Alzheimer’s Disease (AD), a progressive neurodegenerative disorder, is a common cognitive disorder of the elderly population. AD begins with memory loss and progresses to severe impairment of activities of daily living, leading to death approximately 8 years on average from time of diagnosis of dementia. The prevalence of AD in people over the age of 65 is 5-10%, increasing up to 50% in those over the age of 85. Alzheimer's Disease affected approximately 4.5 million people in the United States. It is predicted that 13.8 million people in the U.S. will have AD by 2050. Accumulating research evidence suggests that neurodegenerative processes associated with AD begin years prior to the symptomatic onset of AD when the disease is clinically at the early prodromal stage or even the latent stage. To date, there are no pharmaceutical treatments that reverse the pathological processes of AD. Hence, it will be critically important to design randomized clinical trials for individuals at the earliest clinical stages since targeted therapies may have the greatest chance of preserving normal brain function for this group of individuals.
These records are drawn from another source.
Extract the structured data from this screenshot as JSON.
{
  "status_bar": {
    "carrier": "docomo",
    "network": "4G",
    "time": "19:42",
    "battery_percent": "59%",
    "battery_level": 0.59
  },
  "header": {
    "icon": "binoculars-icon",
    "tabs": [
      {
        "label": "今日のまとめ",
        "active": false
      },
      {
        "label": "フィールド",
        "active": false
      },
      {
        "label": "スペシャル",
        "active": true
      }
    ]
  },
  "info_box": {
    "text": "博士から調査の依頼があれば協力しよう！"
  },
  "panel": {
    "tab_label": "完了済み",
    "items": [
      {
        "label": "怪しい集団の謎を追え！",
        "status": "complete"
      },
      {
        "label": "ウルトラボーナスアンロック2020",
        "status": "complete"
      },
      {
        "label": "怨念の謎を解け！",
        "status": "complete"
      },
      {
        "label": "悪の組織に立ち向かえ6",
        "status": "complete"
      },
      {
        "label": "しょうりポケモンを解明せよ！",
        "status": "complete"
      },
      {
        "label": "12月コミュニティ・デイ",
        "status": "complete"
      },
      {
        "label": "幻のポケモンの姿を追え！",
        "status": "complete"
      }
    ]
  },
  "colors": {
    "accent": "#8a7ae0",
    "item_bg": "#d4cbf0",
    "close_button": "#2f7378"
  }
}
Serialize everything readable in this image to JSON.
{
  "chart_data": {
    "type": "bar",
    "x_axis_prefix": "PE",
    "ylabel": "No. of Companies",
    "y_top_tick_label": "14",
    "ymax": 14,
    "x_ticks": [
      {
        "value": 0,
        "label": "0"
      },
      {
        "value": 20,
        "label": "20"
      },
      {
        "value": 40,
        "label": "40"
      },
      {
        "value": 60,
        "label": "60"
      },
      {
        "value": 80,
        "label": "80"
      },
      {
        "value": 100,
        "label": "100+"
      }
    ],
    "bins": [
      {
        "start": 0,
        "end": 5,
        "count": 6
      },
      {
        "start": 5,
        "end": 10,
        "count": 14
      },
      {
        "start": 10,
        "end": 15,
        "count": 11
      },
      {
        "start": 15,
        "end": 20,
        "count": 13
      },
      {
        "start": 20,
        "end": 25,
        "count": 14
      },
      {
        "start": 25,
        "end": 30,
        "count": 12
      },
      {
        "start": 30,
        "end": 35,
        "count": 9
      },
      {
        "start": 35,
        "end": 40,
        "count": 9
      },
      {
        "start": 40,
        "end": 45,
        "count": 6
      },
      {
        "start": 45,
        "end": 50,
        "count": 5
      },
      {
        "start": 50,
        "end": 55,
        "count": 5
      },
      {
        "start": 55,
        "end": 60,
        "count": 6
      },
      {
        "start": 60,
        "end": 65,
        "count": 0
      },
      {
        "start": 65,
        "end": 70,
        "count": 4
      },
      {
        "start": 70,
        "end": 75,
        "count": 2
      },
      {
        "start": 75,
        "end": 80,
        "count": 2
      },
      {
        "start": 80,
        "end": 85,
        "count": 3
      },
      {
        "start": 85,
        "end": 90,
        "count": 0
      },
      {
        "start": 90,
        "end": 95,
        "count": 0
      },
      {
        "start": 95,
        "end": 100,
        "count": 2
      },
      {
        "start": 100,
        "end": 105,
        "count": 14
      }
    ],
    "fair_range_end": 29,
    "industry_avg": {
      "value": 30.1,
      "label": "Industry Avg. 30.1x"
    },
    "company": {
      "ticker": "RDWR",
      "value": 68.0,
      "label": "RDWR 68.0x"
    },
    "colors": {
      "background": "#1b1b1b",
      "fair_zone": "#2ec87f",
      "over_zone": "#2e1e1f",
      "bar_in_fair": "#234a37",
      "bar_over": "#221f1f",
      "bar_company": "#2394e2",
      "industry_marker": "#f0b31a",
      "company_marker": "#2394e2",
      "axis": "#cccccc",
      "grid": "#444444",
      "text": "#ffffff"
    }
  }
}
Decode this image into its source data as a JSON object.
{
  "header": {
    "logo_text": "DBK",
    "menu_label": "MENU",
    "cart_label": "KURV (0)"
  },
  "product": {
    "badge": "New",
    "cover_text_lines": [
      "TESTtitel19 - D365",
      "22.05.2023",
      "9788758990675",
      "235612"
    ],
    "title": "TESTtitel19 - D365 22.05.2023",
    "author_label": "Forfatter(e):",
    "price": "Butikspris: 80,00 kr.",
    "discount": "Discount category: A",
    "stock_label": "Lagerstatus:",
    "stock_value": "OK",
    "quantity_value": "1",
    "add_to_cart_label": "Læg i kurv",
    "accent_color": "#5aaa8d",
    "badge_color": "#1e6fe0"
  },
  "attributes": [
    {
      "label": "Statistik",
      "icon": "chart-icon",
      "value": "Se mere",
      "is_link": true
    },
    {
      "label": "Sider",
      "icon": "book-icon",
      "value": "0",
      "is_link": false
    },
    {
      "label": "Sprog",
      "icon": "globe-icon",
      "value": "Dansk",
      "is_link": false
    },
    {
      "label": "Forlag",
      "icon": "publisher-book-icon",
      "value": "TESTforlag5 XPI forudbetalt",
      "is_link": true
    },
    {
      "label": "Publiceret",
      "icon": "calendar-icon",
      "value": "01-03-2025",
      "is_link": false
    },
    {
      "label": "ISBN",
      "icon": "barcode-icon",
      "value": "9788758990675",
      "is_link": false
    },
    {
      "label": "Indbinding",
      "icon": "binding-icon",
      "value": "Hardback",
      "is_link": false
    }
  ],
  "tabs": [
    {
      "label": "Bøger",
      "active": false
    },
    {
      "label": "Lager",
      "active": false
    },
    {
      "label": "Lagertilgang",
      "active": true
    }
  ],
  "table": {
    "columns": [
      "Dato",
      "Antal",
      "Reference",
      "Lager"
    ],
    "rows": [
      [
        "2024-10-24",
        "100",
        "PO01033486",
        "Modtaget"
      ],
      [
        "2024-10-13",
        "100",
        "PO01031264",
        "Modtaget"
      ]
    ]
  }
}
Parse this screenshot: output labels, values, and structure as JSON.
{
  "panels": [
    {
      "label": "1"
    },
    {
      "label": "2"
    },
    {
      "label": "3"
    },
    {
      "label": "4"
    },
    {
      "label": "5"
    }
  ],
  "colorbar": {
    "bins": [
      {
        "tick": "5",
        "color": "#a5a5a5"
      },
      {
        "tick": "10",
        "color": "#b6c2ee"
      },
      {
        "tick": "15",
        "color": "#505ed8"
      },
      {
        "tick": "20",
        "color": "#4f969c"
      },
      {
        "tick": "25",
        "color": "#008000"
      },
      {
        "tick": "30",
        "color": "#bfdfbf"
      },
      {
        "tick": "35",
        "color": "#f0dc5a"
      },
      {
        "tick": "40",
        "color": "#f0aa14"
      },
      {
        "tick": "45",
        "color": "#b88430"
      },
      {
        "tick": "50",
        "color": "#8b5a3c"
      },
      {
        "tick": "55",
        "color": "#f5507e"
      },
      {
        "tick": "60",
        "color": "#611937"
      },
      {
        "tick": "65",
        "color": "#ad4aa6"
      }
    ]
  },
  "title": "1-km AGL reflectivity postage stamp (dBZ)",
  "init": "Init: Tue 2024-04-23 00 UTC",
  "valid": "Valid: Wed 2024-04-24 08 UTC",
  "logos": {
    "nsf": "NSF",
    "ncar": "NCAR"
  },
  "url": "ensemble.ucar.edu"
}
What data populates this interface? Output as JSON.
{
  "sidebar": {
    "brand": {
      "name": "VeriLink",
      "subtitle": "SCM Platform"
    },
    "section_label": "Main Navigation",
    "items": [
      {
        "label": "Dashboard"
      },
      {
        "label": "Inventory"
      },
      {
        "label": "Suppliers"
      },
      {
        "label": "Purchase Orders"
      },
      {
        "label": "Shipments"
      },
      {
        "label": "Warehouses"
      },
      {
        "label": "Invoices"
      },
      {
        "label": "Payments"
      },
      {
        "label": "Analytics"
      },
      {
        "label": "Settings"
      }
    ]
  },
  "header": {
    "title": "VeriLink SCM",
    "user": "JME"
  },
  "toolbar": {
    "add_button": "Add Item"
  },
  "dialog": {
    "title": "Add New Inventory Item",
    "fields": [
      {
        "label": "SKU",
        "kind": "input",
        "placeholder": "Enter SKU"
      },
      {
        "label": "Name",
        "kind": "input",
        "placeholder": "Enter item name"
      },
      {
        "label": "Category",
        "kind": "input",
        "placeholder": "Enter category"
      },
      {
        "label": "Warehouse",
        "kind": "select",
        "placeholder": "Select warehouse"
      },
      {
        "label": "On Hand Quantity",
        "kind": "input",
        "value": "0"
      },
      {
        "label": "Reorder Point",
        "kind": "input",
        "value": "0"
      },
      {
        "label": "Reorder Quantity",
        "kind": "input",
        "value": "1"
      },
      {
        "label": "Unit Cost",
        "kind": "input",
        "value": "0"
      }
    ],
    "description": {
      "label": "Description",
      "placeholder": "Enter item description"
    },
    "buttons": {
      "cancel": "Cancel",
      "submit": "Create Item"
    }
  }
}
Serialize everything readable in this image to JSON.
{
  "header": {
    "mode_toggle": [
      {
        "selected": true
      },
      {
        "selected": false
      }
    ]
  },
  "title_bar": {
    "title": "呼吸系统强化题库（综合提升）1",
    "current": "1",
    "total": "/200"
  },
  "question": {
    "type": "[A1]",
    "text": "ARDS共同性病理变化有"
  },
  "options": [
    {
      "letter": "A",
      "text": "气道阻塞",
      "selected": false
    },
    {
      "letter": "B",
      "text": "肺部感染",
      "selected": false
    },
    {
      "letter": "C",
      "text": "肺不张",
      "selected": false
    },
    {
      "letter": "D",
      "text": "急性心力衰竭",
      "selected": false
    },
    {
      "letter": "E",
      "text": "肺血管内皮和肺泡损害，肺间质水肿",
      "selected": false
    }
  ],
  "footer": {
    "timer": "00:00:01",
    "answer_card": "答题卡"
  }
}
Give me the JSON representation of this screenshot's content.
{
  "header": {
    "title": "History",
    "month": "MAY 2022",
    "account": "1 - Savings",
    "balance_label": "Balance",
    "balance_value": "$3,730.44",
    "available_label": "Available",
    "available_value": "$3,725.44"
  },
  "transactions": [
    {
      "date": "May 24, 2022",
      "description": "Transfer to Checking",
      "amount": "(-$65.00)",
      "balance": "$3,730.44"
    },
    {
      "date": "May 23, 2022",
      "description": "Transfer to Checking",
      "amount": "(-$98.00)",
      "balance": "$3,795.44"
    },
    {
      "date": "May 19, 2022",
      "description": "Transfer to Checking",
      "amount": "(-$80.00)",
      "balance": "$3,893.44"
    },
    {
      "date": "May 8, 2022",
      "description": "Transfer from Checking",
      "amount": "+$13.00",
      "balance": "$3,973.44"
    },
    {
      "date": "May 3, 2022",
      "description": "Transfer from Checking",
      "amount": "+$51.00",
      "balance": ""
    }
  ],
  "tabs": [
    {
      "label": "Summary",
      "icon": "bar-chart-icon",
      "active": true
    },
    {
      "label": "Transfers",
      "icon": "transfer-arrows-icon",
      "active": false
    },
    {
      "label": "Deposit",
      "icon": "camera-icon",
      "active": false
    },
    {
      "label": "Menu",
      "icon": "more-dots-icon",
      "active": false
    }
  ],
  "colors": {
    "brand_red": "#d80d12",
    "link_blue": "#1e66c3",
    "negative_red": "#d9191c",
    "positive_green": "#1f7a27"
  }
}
This roundtable will discuss the recent developments in the clinical trials for Alzheimer’s Disease. Key discussion questions: What are the challenges in the design and analysis of early and prodromal AD trials? What is the role of biomarkers in the design of early and prodromal AD trials? What cognitive and functional outcome measures should be used in early and prodromal AD trials? What is the current status of Dominantly Inherited Alzheimer’s Network (DIAN) and the DIAN trials?


TL46 Sensitivity Analyses of PFS in Oncology Trials		09/17/13 11:45 AM - 1:00 PM

Chair(s): Biao Xing, Onyx Pharmaceuticals

In oncology trials with progression-free survival (PFS) endpoint, sensitivity analyses are typically required to demonstrate the robustness of the primary analysis results to potential alternative ways of assessing disease outcomes, censoring data, or conducting analyses. The FDA and EMEA have released guidance on designing and analyzing trials with PFS endpoint. Differences exist in the regulatory views as well as in the practices across the pharmaceutical industry. This roundtable will discuss the regulatory views, survey the industry practices, and share the lessons learned.